Equation \ref{eq:MLE} shows the maximum likelihood estimator (MLE) of the $p_{ij}$ entry, where the $n_{ij}$ element consists in the number sequences $\left( X_{t}=s_{i}, X_{t+1}=s_{j}\right)$ found in the sample, that is

\begin{equation} {\hat p^{MLE}}{ij} = \frac{n{ij}}{\sum\limits_{u = 1}^k {n_{iu}}}. \label{eq:MLE} \end{equation}

Equation \@ref(eq:SE) shows the standardError of the MLE \citep{MSkuriat}.

\begin{equation} SE_{ij} = \frac{ {\hat p^{MLE}}{ij} }{\sqrt{n{ij}}} \label{eq:SE} \end{equation}

weatherFittedMLE <- markovchainFit(data = weathersOfDays, method = "mle",name = "Weather MLE")
weatherFittedMLE$estimate
weatherFittedMLE$standardError

The Laplace smoothing approach is a variation of the MLE, where the $n_{ij}$ is substituted by $n_{ij}+\alpha$ (see Equation \ref{eq:LAPLACE}), being $\alpha$ an arbitrary positive stabilizing parameter.

\begin{equation} {\hat p^{LS}}{ij} = \frac{{{n{ij}} + \alpha }}{{\sum\limits_{u = 1}^k {\left( {{n_{iu}} + \alpha } \right)} }} \label{eq:LAPLACE} \end{equation}

weatherFittedLAPLACE <- markovchainFit(data = weathersOfDays, 
                                    method = "laplace", laplacian = 0.01,
                                    name = "Weather LAPLACE")
weatherFittedLAPLACE$estimate

(NOTE: The Confidence Interval option is enabled by default.

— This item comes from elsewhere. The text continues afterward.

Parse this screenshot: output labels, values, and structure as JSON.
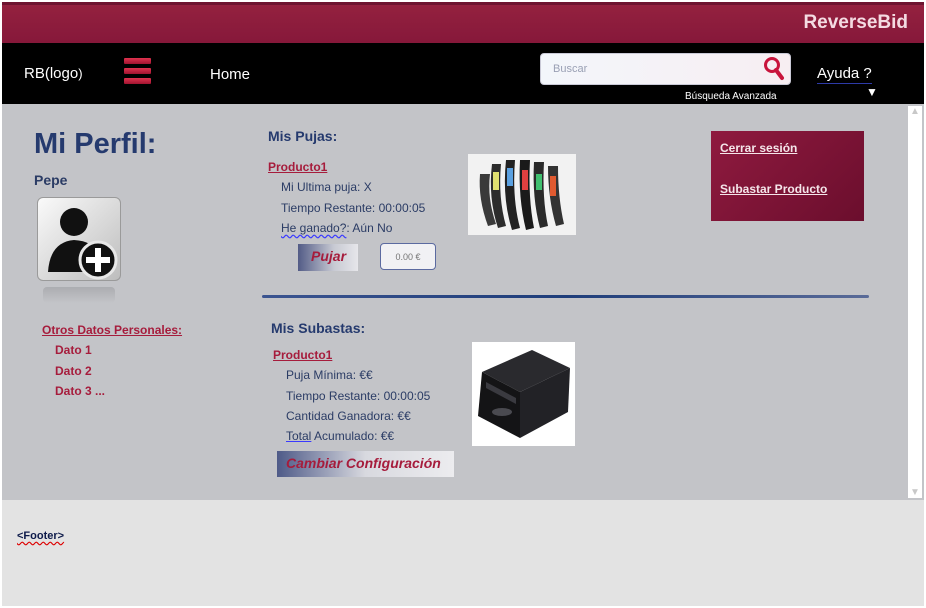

Remove this option to fasten computations.) Both MLE and Laplace approach are based on the createSequenceMatrix functions that returns the raw counts transition matrix.

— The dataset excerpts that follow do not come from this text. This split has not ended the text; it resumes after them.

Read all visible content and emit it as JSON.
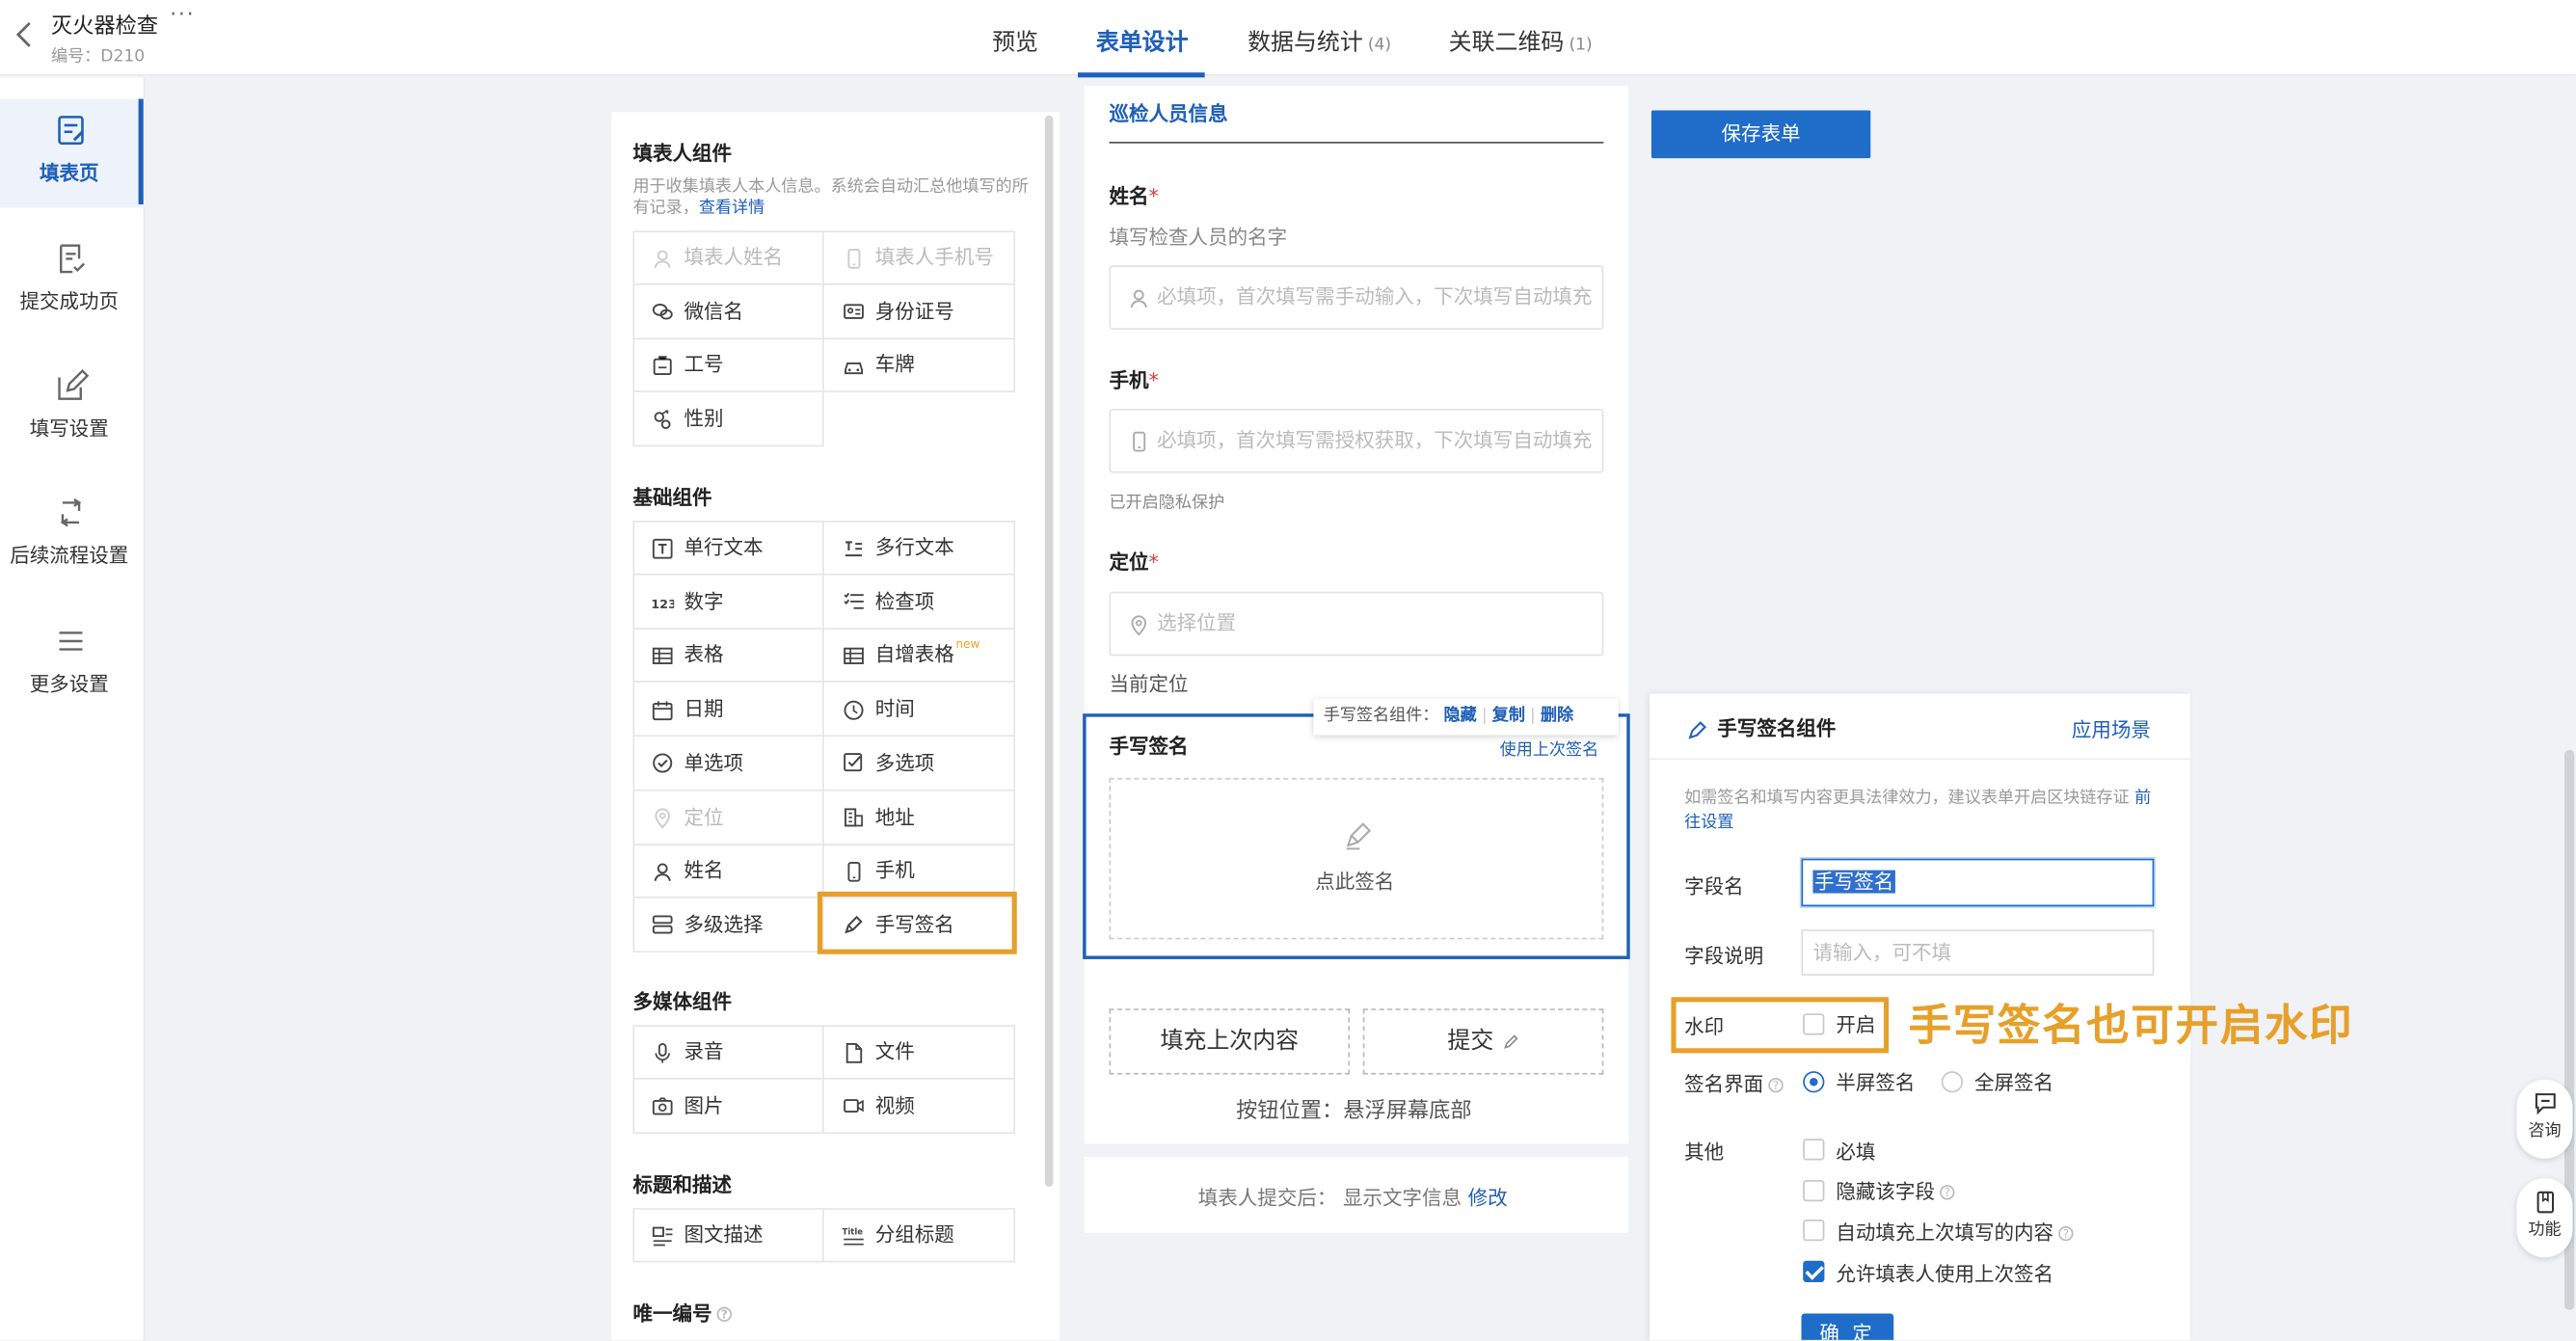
{
  "app": {
    "title": "灭火器检查",
    "more": "···",
    "code": "编号：D210"
  },
  "tabs": [
    {
      "label": "预览",
      "count": ""
    },
    {
      "label": "表单设计",
      "count": ""
    },
    {
      "label": "数据与统计",
      "count": "(4)"
    },
    {
      "label": "关联二维码",
      "count": "(1)"
    }
  ],
  "leftnav": [
    {
      "label": "填表页",
      "icon": "form-edit-icon"
    },
    {
      "label": "提交成功页",
      "icon": "check-doc-icon"
    },
    {
      "label": "填写设置",
      "icon": "edit-icon"
    },
    {
      "label": "后续流程设置",
      "icon": "flow-icon"
    },
    {
      "label": "更多设置",
      "icon": "menu-icon"
    }
  ],
  "components": {
    "filler_title": "填表人组件",
    "filler_hint": "用于收集填表人本人信息。系统会自动汇总他填写的所有记录，",
    "filler_hint_link": "查看详情",
    "filler_items": [
      {
        "label": "填表人姓名",
        "icon": "user-icon",
        "disabled": true
      },
      {
        "label": "填表人手机号",
        "icon": "phone-icon",
        "disabled": true
      },
      {
        "label": "微信名",
        "icon": "wechat-icon"
      },
      {
        "label": "身份证号",
        "icon": "id-card-icon"
      },
      {
        "label": "工号",
        "icon": "badge-icon"
      },
      {
        "label": "车牌",
        "icon": "car-icon"
      },
      {
        "label": "性别",
        "icon": "gender-icon"
      }
    ],
    "basic_title": "基础组件",
    "basic_items": [
      {
        "label": "单行文本",
        "icon": "text-icon"
      },
      {
        "label": "多行文本",
        "icon": "multiline-icon"
      },
      {
        "label": "数字",
        "icon": "number-icon"
      },
      {
        "label": "检查项",
        "icon": "checklist-icon"
      },
      {
        "label": "表格",
        "icon": "table-icon"
      },
      {
        "label": "自增表格",
        "icon": "table-icon",
        "badge": "new"
      },
      {
        "label": "日期",
        "icon": "calendar-icon"
      },
      {
        "label": "时间",
        "icon": "clock-icon"
      },
      {
        "label": "单选项",
        "icon": "radio-icon"
      },
      {
        "label": "多选项",
        "icon": "checkbox-icon"
      },
      {
        "label": "定位",
        "icon": "location-icon",
        "disabled": true
      },
      {
        "label": "地址",
        "icon": "building-icon"
      },
      {
        "label": "姓名",
        "icon": "user-icon"
      },
      {
        "label": "手机",
        "icon": "phone-icon"
      },
      {
        "label": "多级选择",
        "icon": "cascade-icon"
      },
      {
        "label": "手写签名",
        "icon": "pen-icon"
      }
    ],
    "media_title": "多媒体组件",
    "media_items": [
      {
        "label": "录音",
        "icon": "mic-icon"
      },
      {
        "label": "文件",
        "icon": "file-icon"
      },
      {
        "label": "图片",
        "icon": "camera-icon"
      },
      {
        "label": "视频",
        "icon": "video-icon"
      }
    ],
    "title_title": "标题和描述",
    "title_items": [
      {
        "label": "图文描述",
        "icon": "image-text-icon"
      },
      {
        "label": "分组标题",
        "icon": "title-icon"
      }
    ],
    "unique_title": "唯一编号"
  },
  "form": {
    "section": "巡检人员信息",
    "name_label": "姓名",
    "name_desc": "填写检查人员的名字",
    "name_placeholder": "必填项，首次填写需手动输入，下次填写自动填充",
    "phone_label": "手机",
    "phone_placeholder": "必填项，首次填写需授权获取，下次填写自动填充",
    "privacy": "已开启隐私保护",
    "loc_label": "定位",
    "loc_placeholder": "选择位置",
    "current_loc": "当前定位",
    "required_mark": "*",
    "sig_toolbar": {
      "label": "手写签名组件：",
      "hide": "隐藏",
      "copy": "复制",
      "delete": "删除",
      "sep": "|"
    },
    "sig_title": "手写签名",
    "sig_use_last": "使用上次签名",
    "sig_pad": "点此签名",
    "btn_fill_last": "填充上次内容",
    "btn_submit": "提交",
    "btn_position": "按钮位置：悬浮屏幕底部",
    "after_label": "填表人提交后：",
    "after_value": "显示文字信息",
    "after_link": "修改"
  },
  "save_button": "保存表单",
  "props": {
    "title": "手写签名组件",
    "scene_link": "应用场景",
    "note": "如需签名和填写内容更具法律效力，建议表单开启区块链存证",
    "note_link": "前往设置",
    "field_name_label": "字段名",
    "field_name_value": "手写签名",
    "field_desc_label": "字段说明",
    "field_desc_placeholder": "请输入，可不填",
    "watermark_label": "水印",
    "watermark_option": "开启",
    "sign_ui_label": "签名界面",
    "sign_half": "半屏签名",
    "sign_full": "全屏签名",
    "other_label": "其他",
    "opt_required": "必填",
    "opt_hide": "隐藏该字段",
    "opt_autofill": "自动填充上次填写的内容",
    "opt_allow_last": "允许填表人使用上次签名",
    "ok_button": "确 定"
  },
  "annotation": "手写签名也可开启水印",
  "float": {
    "consult": "咨询",
    "feature": "功能"
  },
  "colors": {
    "primary": "#1f6cc9",
    "highlight": "#e6a02a",
    "required": "#e03a3a"
  }
}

createSequenceMatrix(stringchar = weathersOfDays)

stringchar could contain NA values, and the transitions containing NA would be ignored.

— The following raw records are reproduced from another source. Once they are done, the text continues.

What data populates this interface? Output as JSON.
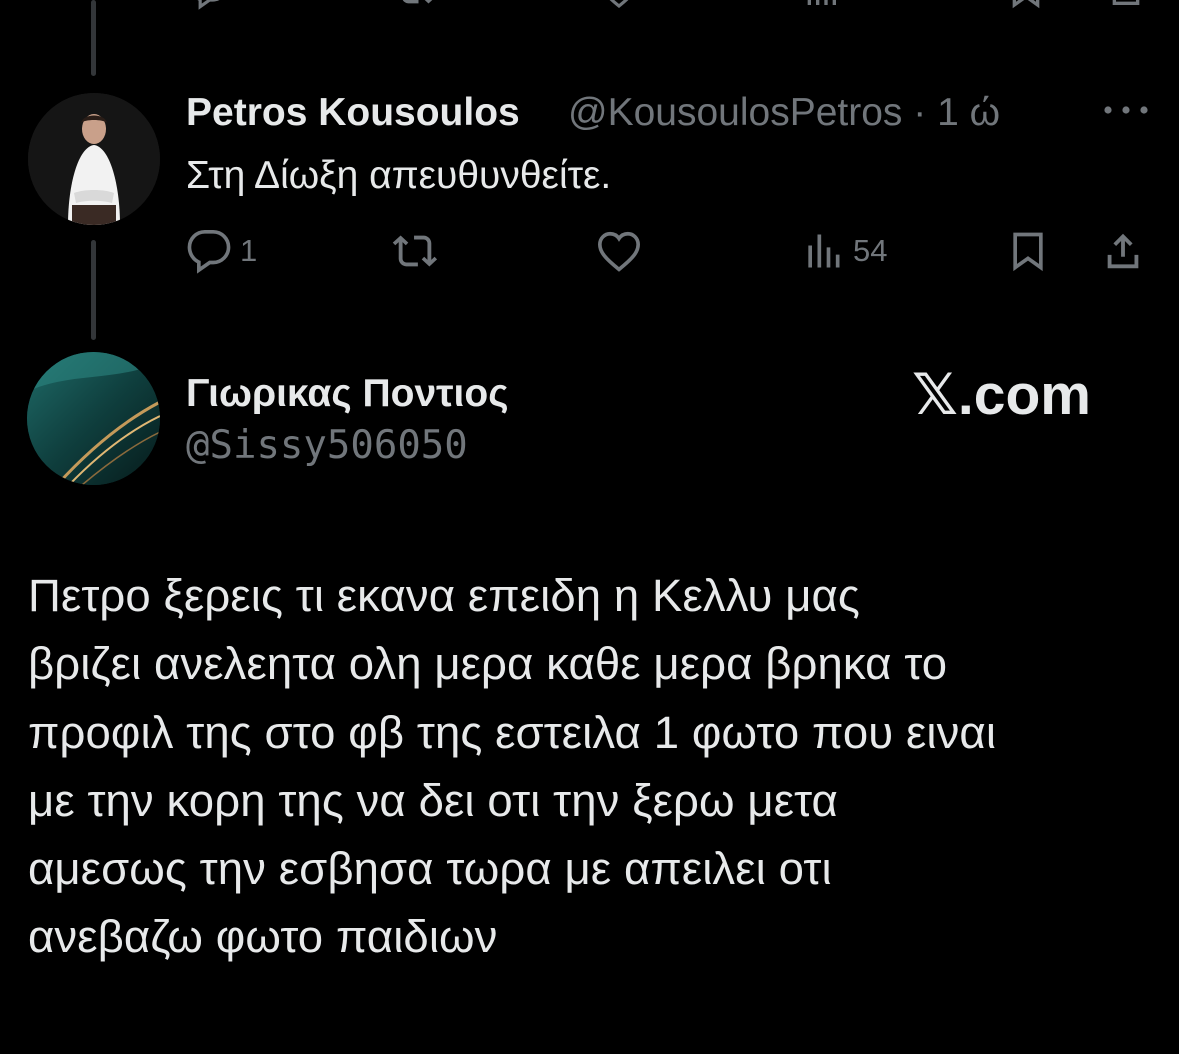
{
  "colors": {
    "background": "#000000",
    "text_primary": "#e7e9ea",
    "text_secondary": "#71767b",
    "thread_line": "#333639"
  },
  "reply": {
    "author_name": "Petros Kousoulos",
    "handle": "@KousoulosPetros",
    "separator": "·",
    "time": "1 ώ",
    "text": "Στη Δίωξη απευθυνθείτε.",
    "more_icon": "more-horizontal-icon",
    "actions": {
      "reply_count": "1",
      "retweet_count": "",
      "like_count": "",
      "views_count": "54"
    }
  },
  "quoted_tweet": {
    "author_name": "Γιωρικας Ποντιος",
    "handle": "@Sissy506050",
    "watermark": "𝕏.com",
    "body": "Πετρο ξερεις τι εκανα επειδη η Κελλυ μας\nβριζει ανελεητα ολη μερα καθε μερα βρηκα το\nπροφιλ της στο φβ της εστειλα 1 φωτο που ειναι\nμε την κορη της να δει οτι την ξερω μετα\nαμεσως την εσβησα τωρα με απειλει οτι\nανεβαζω φωτο παιδιων"
  }
}
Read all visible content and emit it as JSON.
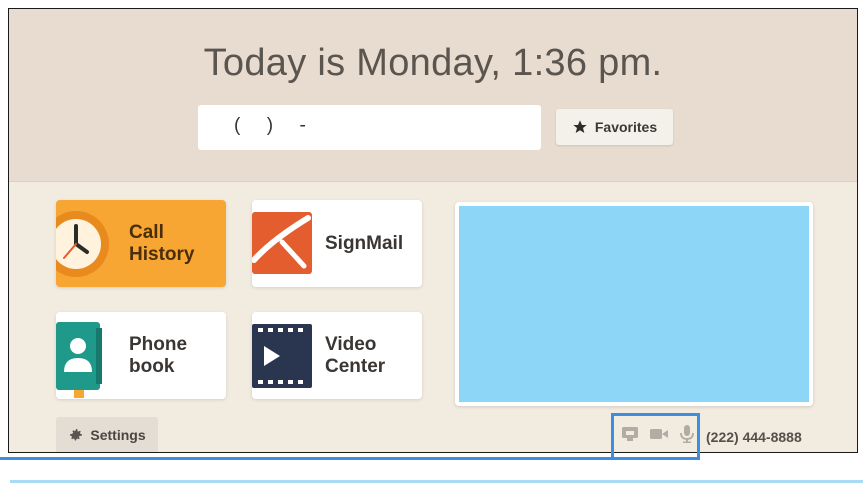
{
  "header": {
    "title": "Today is Monday, 1:36 pm."
  },
  "dial": {
    "value": "(     )     -"
  },
  "favorites": {
    "label": "Favorites",
    "icon": "star-icon"
  },
  "tiles": [
    {
      "label": "Call History",
      "icon": "clock-icon",
      "state": "selected",
      "color": "#f7a634"
    },
    {
      "label": "SignMail",
      "icon": "signmail-icon",
      "color": "#e35d2f"
    },
    {
      "label": "Phone book",
      "icon": "contact-book-icon",
      "color": "#1f9a8a"
    },
    {
      "label": "Video Center",
      "icon": "film-play-icon",
      "color": "#2a3650"
    }
  ],
  "settings": {
    "label": "Settings",
    "icon": "gear-icon"
  },
  "status": {
    "icons": [
      "network-icon",
      "camera-icon",
      "microphone-icon"
    ],
    "phone_number": "(222) 444-8888"
  },
  "colors": {
    "header_bg": "#e8dcd0",
    "body_bg": "#f2ebe0",
    "preview_bg": "#8dd6f8",
    "highlight": "#3d8ee0"
  }
}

An issue occurs when the sample contains only one realization of a state (say $X_{\beta}$) which is located at the end of the data sequence, since it yields to a row of zero (no sample to estimate the conditional distribution of the transition). In this case the estimated transition matrix is corrected assuming $p_{\beta,j}=1/k$, being $k$ the possible states.

Create sequence matrix can also be used to obtain raw count transition matrices from a given $n*2$ matrix as the following example shows:

myMatr<-matrix(c("a","b","b","a","a","b","b","b","b","a","a","a","b","a"),ncol=2)
createSequenceMatrix(stringchar = myMatr,toRowProbs = TRUE)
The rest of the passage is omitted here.